Filmmaker asks, 'Why do people get upset?'

Jill Janows, filmmaker and executive producer of PBS's "Culture Shock," says she was inspired to make the TV series because there were questions in the air that kept nagging at her.

"Why do people get so upset about the arts [such as Mark Twain's novel 'The Adventures of Huckleberry Finn,' which has been called racist]? What does cultural conflict tell us about a society, and is there a history and a context to this social phenomenon...?" Ms. Janows wondered.

Controversy over funding of the National Endowment for the Arts was one indication of the cultural climate in the early 1990s, when taxpayers asked whether they should be forced to pay for art they deemed offensive such as photos by Andres Serrano.

Janows says she took a risk that such a discussion would still be relevant at the end of the century.

"As we all know, the arts and their impact on society are still huge public issues," she says. "The series is topical."

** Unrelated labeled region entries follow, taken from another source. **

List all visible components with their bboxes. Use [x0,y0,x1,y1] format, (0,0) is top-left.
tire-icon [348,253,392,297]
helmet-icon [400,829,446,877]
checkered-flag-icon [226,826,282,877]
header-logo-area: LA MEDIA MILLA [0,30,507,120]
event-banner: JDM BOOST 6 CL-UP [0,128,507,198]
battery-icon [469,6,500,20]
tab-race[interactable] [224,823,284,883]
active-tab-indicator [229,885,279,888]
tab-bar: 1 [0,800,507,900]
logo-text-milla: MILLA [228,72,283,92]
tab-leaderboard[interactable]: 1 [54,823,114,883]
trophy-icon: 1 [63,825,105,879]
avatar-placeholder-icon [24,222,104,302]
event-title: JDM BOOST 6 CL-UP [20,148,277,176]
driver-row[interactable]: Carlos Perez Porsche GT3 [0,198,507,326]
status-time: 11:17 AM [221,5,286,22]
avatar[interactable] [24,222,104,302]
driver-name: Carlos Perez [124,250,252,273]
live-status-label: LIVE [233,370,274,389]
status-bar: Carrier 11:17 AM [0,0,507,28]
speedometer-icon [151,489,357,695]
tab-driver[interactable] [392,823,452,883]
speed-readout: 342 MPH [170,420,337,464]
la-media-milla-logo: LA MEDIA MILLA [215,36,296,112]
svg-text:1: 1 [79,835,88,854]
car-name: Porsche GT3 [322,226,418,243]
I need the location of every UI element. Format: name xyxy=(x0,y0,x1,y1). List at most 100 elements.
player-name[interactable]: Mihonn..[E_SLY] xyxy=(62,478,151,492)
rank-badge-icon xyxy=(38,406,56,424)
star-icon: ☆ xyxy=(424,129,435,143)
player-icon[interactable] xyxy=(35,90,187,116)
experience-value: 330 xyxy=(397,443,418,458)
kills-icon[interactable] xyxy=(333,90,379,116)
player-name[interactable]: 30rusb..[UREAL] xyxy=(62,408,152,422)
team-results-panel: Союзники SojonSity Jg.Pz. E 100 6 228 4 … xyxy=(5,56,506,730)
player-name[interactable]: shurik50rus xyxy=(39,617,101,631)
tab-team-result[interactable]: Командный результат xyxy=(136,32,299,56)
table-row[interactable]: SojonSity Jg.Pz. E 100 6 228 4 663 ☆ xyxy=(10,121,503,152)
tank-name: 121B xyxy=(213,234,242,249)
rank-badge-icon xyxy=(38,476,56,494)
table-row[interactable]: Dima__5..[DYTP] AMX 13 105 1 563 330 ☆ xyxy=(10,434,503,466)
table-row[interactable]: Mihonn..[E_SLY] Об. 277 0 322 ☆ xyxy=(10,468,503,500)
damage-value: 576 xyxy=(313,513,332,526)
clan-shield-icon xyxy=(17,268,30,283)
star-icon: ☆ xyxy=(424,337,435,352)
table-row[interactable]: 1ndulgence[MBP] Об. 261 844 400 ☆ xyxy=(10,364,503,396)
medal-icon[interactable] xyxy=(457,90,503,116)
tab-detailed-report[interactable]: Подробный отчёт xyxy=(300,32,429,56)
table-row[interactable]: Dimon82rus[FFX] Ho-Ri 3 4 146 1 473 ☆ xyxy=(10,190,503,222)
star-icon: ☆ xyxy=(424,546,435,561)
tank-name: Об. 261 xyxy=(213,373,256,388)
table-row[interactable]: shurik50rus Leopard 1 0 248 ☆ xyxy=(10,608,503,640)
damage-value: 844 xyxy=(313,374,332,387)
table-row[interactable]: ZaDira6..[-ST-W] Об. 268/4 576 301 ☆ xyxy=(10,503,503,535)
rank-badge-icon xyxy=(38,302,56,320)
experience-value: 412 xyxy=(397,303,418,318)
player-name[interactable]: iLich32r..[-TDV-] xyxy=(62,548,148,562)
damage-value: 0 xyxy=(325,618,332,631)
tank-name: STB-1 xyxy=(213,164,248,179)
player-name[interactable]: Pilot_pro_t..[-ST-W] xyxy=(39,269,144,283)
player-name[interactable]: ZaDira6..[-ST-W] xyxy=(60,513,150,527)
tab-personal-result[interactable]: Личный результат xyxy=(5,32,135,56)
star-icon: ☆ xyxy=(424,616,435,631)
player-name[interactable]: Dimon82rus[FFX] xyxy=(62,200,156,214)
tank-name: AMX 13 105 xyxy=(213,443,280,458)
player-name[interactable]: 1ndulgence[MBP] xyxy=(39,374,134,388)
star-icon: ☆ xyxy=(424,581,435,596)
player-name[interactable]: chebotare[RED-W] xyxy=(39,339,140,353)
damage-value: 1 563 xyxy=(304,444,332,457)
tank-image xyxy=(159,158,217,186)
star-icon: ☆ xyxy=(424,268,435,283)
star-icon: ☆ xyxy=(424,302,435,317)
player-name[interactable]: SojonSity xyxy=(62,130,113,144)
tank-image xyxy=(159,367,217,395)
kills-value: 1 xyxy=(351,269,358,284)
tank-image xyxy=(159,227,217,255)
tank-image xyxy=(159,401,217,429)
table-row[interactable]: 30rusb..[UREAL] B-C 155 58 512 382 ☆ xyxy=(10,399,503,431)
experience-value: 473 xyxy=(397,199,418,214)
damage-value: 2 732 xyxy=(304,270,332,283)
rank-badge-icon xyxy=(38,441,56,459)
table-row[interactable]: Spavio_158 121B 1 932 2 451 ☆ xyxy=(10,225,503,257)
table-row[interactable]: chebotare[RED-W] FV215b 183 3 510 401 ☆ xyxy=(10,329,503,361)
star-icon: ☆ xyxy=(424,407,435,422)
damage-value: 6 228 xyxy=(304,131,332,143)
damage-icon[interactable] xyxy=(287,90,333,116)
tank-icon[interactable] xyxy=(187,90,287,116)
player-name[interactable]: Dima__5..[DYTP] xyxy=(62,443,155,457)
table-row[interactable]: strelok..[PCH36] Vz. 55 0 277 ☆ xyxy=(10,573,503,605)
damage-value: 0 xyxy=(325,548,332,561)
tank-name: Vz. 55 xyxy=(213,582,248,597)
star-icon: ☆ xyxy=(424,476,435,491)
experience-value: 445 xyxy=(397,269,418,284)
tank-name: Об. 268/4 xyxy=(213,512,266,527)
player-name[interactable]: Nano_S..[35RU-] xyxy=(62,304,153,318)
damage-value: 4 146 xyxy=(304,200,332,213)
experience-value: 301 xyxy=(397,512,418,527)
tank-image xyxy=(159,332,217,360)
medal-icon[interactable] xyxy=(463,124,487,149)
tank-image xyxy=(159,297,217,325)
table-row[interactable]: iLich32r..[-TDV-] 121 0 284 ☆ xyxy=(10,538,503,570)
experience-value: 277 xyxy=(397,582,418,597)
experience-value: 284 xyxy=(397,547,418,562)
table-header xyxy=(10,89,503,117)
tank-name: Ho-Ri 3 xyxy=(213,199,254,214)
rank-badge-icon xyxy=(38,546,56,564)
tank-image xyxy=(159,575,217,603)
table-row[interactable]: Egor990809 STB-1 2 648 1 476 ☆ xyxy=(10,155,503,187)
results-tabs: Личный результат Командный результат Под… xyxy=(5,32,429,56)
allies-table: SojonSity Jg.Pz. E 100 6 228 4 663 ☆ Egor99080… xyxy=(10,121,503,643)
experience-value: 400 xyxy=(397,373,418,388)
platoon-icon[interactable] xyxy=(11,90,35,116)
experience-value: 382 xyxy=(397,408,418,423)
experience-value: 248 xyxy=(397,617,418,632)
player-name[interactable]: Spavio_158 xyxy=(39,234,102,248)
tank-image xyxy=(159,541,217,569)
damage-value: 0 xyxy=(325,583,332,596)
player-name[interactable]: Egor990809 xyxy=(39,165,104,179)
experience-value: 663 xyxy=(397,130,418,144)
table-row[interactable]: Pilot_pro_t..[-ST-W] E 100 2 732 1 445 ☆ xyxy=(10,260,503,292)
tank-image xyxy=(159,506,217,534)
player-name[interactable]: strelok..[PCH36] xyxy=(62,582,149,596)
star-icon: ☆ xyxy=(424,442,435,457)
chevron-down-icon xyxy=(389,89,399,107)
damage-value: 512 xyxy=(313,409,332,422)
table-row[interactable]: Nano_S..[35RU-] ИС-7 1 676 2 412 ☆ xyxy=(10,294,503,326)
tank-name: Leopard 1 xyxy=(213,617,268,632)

The series selects four works of art that are clustered around the first part of the 20th century: "Born to Trouble: 'Adventures of Huckleberry Finn,' " "The Shock of the Nude: Manet's 'Olympia,' " "Hollywood Censored: Movies, Morality, & the Production Code," and "The Devil's Music: 1920s Jazz."

"Huckleberry Finn" was attacked for its low morals when it was published in 1885. It has become a classic, but its power to provoke passion in readers remains strong. The show uses the current-day discussion - is the book racist or did Twain author a brilliant satire - as a tool to examine the role of art in society.

"The historical context in which we teach in the classroom today is one that really holds up a very Eurocentric perspective on history," says Kathy Monteiro, an Arizona mother who fought to have the book removed from her daughter's high school required-reading list.

Ms. Monteiro, secretary of the Arizona office of the NAACP and a junior-high teacher, says that the book should not be required because the racial issues it raises are too painful for students in most high school classrooms. She says her daughter and other classmates of color were faced with racial epithets and harassment after reading the book.

James Miller, former trustee of the Mark Twain Memorial, says that part of the problem with "Huck Finn" is "that it has become, since World War II, a kind of whipping boy for all kinds of unresolved anxieties about race in American culture. It bears the burden of that sometimes, and very often it doesn't bear it because it can't really resolve these questions."

But Janows says the questions are often as important as the answers: "It was [Pablo] Picasso who said that great art gives form to our terror, as well as our desires." The show is about how art may express the anxieties of an age, she says, along with its dreams and ambitions.